Task 2 "Hound Hunt": The hound hunt attack submission file is shown below: The first two columns are the same as in Task 1, the client number and gradient number (with six gradients per client). The third column then asks if that gradient's record batch contained any hounds, and the fourth column asks if had several hounds (more than 4 for the models with batch size 40). These last two columns will be all 0's (placeholder values) and should be replaced with your hound hunt answers (1 if true, 0 if false).



We’ll also ask you for any references (papers, libraries, etc) relevant to your submission, a short description of your approach, an estimate of the computation time/power needed for your approach, and whether you’d like to be included in our Techniques showcase.

Dog Data Problem 2 Submission Schedule:

Check the Calendar for the leaderboard deadline. Submit your predictions for the challenge records by the deadline, and you’ll get back a percentage accuracy on the Leaderboard.

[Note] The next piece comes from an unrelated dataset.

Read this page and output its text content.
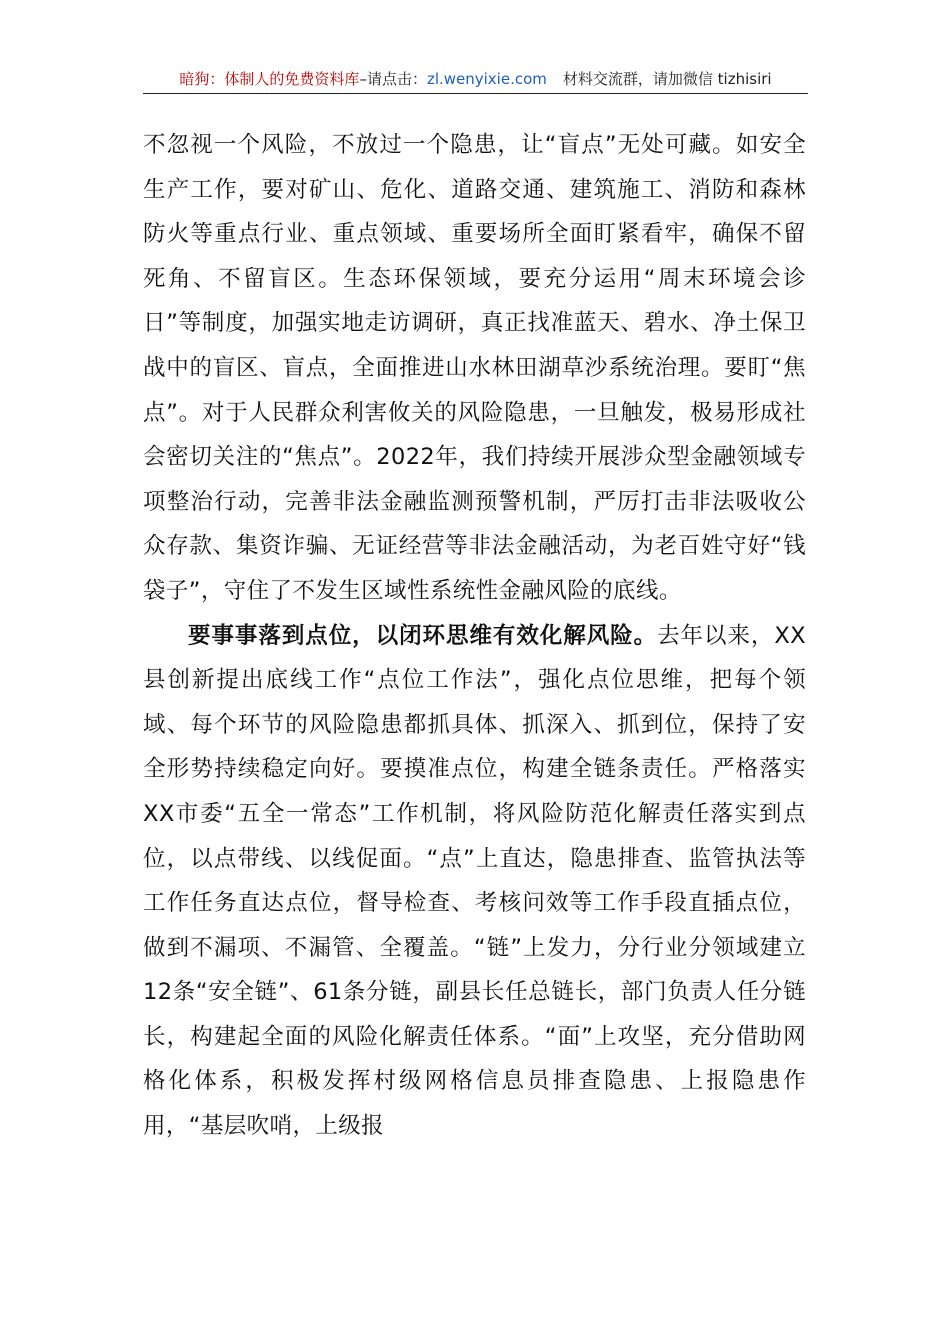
暗狗：体制人的免费资料库 –请点击： zl.wenyixie.com 材料交流群，请加微信 tizhisiri

不忽视一个风险，不放过一个隐患，让“盲点”无处可藏。如安全生产工作，要对矿山、危化、道路交通、建筑施工、消防和森林防火等重点行业、重点领域、重要场所全面盯紧看牢，确保不留死角、不留盲区。生态环保领域，要充分运用“周末环境会诊日”等制度，加强实地走访调研，真正找准蓝天、碧水、净土保卫战中的盲区、盲点，全面推进山水林田湖草沙系统治理。要盯“焦点”。对于人民群众利害攸关的风险隐患，一旦触发，极易形成社会密切关注的“焦点”。2022年，我们持续开展涉众型金融领域专项整治行动，完善非法金融监测预警机制，严厉打击非法吸收公众存款、集资诈骗、无证经营等非法金融活动，为老百姓守好“钱袋子”，守住了不发生区域性系统性金融风险的底线。

要事事落到点位，以闭环思维有效化解风险。去年以来，XX县创新提出底线工作“点位工作法”，强化点位思维，把每个领域、每个环节的风险隐患都抓具体、抓深入、抓到位，保持了安全形势持续稳定向好。要摸准点位，构建全链条责任。严格落实XX市委“五全一常态”工作机制，将风险防范化解责任落实到点位，以点带线、以线促面。“点”上直达，隐患排查、监管执法等工作任务直达点位，督导检查、考核问效等工作手段直插点位，做到不漏项、不漏管、全覆盖。“链”上发力，分行业分领域建立12条“安全链”、61条分链，副县长任总链长，部门负责人任分链长，构建起全面的风险化解责任体系。“面”上攻坚，充分借助网格化体系，积极发挥村级网格信息员排查隐患、上报隐患作用，“基层吹哨，上级报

You can submit up to three attack attempts, using different approaches/configurations. Your team will be scored by your highest performing entry. This gives you a chance to try out multiple libraries or ideas. We’ll be rating different attack libraries by how successful they are, and sharing what we learn about the overall privacy protection of different client models. The goal here isn’t just to get at the top of the leaderboard, it’s to find out together in a realistic setting how attacks behave, and how safe these models really are.

Practice data:

In each problem we'll provide you with some demonstration data; essentially a part of the problem where we give you the answers for free, so you can try out different techniques locally before you submit. The competitor's pack for Problem 2 contains all answers for Client 2.